October 9, 2018
As the second week of October, 1918, began, the saying “Death is my neighbor now” could not have been more apt.
By this time 100 years ago, Hopedale had seen its fifth confirmed influenza death, plus two more deaths that could be attributed to the flu. Three of the seven deaths were workers from Draper Corporation.
But the adjacent town of Milford was reeling from the pandemic. By October 9, 1918, Milford, a town roughly five times the size of Hopedale, had seen 57 confirmed influenza deaths, plus another eight deaths to pneumonia which was often the end result of “the grip,” and three stillborn babies. Five of these deaths were men who worked at Drapers, along with three employees of the Hopedale Manufacturing Company. All but one of these Hopedale workers lived in Prospect Heights in Milford.
Hopedale and Milford have a shared history. Hopedale was once part of Milford – founded by Adin Ballou and his Practical Christian followers in 1842, Hopedale was technically a section of Milford until establishing its own town status in 1886. Prospect Heights existed in that blur of town lines. Just over the hill from the Freedom and Northrop Street intersection in Hopedale and on the other side of Route 140, this area was built by the Draper Company to house immigrant workers. And house them it did. The list of the dead in those first horrible weeks of the pandemic reads like a ship’s manifest, with many Portuguese on the roster – names like Antonio Diaz, Albino Consalves Rua, and Giavanno Mario Sebastiano. Many of these men were so new to the United States that little can be found to tell their story – except for the fact that they died of Spanish flu.
Domingos Cardosa was an exception. Born in 1883, Domingos came to the U.S. from the Azores with his mother, Maria, at the age of 7. She had her hands full – Maria brought five children aboard the ship, the youngest 10 months old, and she was travelling without a husband to help.

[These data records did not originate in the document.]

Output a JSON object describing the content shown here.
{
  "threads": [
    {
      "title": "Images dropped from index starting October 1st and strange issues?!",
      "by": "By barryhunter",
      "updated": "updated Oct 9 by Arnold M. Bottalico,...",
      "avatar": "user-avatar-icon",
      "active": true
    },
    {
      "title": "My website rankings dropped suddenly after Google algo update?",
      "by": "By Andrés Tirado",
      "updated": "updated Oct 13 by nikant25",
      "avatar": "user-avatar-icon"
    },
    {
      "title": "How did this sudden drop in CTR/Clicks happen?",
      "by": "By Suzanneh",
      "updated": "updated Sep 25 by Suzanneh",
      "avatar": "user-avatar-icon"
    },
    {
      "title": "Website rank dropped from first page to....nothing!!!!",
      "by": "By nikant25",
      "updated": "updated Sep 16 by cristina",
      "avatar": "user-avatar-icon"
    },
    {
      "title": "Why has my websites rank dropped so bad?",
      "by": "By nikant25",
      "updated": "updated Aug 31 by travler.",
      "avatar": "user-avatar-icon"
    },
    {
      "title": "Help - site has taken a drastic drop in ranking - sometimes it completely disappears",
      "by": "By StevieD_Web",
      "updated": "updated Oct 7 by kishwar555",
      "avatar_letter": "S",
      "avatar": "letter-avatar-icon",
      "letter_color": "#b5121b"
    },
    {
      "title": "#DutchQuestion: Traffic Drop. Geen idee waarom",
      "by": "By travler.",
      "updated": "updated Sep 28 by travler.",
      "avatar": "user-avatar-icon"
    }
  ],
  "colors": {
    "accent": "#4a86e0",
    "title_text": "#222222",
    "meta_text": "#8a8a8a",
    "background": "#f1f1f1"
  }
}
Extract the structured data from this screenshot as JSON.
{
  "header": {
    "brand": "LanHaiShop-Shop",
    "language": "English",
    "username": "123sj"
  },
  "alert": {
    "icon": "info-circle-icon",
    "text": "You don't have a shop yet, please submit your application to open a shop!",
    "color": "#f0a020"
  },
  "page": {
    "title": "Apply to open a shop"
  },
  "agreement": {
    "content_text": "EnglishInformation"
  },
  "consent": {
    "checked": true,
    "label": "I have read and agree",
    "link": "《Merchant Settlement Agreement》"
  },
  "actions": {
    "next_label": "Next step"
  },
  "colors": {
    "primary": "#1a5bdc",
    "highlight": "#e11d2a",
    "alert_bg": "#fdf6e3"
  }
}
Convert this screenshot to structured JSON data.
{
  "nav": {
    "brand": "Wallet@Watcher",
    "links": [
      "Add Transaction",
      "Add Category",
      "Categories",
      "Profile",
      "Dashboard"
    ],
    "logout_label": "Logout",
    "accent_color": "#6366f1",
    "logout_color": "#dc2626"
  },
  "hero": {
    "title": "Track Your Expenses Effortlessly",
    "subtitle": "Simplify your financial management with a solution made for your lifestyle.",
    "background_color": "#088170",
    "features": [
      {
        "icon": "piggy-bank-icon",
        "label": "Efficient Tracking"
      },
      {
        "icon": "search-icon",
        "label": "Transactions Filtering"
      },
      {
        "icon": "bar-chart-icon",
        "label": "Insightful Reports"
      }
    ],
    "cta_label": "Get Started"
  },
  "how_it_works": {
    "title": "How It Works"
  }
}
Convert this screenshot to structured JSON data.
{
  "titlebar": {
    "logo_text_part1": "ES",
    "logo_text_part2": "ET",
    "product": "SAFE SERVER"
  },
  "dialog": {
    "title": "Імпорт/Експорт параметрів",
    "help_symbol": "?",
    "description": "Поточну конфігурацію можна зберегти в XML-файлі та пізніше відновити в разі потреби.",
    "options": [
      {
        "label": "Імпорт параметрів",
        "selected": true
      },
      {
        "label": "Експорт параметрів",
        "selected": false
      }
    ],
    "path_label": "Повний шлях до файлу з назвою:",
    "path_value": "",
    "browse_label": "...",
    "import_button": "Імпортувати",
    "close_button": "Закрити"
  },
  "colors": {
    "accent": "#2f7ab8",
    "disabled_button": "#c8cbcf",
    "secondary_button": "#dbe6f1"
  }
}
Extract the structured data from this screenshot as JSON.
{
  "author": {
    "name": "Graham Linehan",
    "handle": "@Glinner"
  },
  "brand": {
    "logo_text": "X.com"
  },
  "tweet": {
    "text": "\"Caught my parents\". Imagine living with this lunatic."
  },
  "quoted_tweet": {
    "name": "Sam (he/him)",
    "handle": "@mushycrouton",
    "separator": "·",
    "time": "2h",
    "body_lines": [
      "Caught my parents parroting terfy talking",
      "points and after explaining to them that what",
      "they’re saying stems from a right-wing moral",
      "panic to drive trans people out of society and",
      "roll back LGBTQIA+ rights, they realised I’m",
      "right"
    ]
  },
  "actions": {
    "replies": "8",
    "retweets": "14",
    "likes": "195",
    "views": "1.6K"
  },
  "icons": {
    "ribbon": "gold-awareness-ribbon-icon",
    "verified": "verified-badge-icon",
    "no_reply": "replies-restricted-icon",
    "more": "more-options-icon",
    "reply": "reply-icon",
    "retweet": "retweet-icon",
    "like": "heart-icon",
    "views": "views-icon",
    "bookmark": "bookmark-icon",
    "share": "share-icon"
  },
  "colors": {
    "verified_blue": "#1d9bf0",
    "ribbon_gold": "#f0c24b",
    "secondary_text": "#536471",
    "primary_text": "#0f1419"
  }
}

Domingos left a gift to us and to his new country – on September 12 of 1918 he filled out a draft registration card. It’s hard to remember that during the horror of this flu, the Great War was raging in France, and Domingos was ready to do his duty. On this card, we can see that Domingos was living at 4 Prospect Heights with his “nearest relative” Anna De Almcida – his younger sister, now a married women. He described himself as tall and slender with brown eyes and dark hair. He worked as a laborer for Drapers and was 34 years old.
In less than two weeks, Domingos would be dead, yet another flu victim among the dozens falling in Milford. The day before, Antonio Diaz from 15 Prospect Heights had died, the first in the neighborhood to fall. Less than a week later, Albino Consalves Rua would also die. He, too, filled out a draft registration form, telling us he was not married but had served in the Portuguese military for three months as a private. Short and slender with brown eyes and black hair, Albino was only 26 when he died.
Nine neighbors from Prospect Heights died from the complications of influenza in those few short weeks before the sun set on October 9, including other Hopedale workers. But this flu did not discriminate among these immigrants – wives Clementina Rosa Mendes, 23, and Guilosia Chaves, 24, lived next door to each other and died the same day.